Nat Methods. 2013 Sep;10(9):896-902. doi: 10.1038/nmeth.2592. Epub 2013 Aug 4.
Protein function often depends on the exchange between conformational substates. Allosteric ligand binding or distal mutations can stabilize specific active-site conformations and consequently alter protein function. Observing alternative conformations at low levels of electron density, in addition to comparison of independently determined X-ray crystal structures, can provide mechanistic insights into conformational dynamics. Here we report a new algorithm, CONTACT, that identifies contact networks of conformationally heterogeneous residues directly from high-resolution X-ray crystallography data. Contact networks determined for Escherichia coli dihydrofolate reductase (ecDHFR) predict the observed long-range pattern of NMR chemical shift perturbations of an allosteric mutation. A comparison of contact networks in wild-type and mutant ecDHFR suggests that mutations that alter optimized contact networks of coordinated motions can impair catalytic function. CONTACT-guided mutagenesis can exploit the structure-dynamics-function relationship in protein engineering and design.
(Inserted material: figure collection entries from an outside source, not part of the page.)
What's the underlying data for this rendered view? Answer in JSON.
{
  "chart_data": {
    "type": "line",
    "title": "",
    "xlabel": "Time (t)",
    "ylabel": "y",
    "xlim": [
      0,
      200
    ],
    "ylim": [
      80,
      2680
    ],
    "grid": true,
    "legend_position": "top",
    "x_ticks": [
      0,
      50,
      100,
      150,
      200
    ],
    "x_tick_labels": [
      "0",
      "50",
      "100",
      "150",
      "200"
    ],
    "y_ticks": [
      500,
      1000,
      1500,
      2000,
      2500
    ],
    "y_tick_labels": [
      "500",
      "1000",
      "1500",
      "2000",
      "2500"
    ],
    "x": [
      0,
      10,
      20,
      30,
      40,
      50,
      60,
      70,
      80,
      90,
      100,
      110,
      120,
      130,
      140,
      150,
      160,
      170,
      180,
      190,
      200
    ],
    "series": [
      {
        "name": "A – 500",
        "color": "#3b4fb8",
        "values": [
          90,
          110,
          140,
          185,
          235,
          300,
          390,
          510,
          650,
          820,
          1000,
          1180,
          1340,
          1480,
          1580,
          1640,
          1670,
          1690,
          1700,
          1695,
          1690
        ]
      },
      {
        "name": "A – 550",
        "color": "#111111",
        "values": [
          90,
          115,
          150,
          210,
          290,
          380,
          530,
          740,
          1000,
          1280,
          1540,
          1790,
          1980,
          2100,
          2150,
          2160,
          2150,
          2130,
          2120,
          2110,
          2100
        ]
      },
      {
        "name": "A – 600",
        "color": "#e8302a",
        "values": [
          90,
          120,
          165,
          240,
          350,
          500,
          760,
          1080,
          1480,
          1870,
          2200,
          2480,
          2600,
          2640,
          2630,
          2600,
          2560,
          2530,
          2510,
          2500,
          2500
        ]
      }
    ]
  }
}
蛋白质的功能通常取决于构象亚稳态之间的交换。变构配体结合或远端突变可以稳定特定的活性位点构象,从而改变蛋白质的功能。在低电子密度水平下观察到的替代构象,以及独立确定的 X 射线晶体结构的比较,可以提供对构象动力学的机制见解。在这里,我们报告了一种新的算法 CONTACT,它可以直接从高分辨率 X 射线晶体学数据中识别构象异质残基的接触网络。为大肠杆菌二氢叶酸还原酶(ecDHFR)确定的接触网络预测了变构突变的 NMR 化学位移扰动的观察到的远程模式。野生型和突变型 ecDHFR 中接触网络的比较表明,改变协调运动优化接触网络的突变可能会损害催化功能。CONTACT 指导的诱变可以利用蛋白质工程和设计中的结构-动力学-功能关系。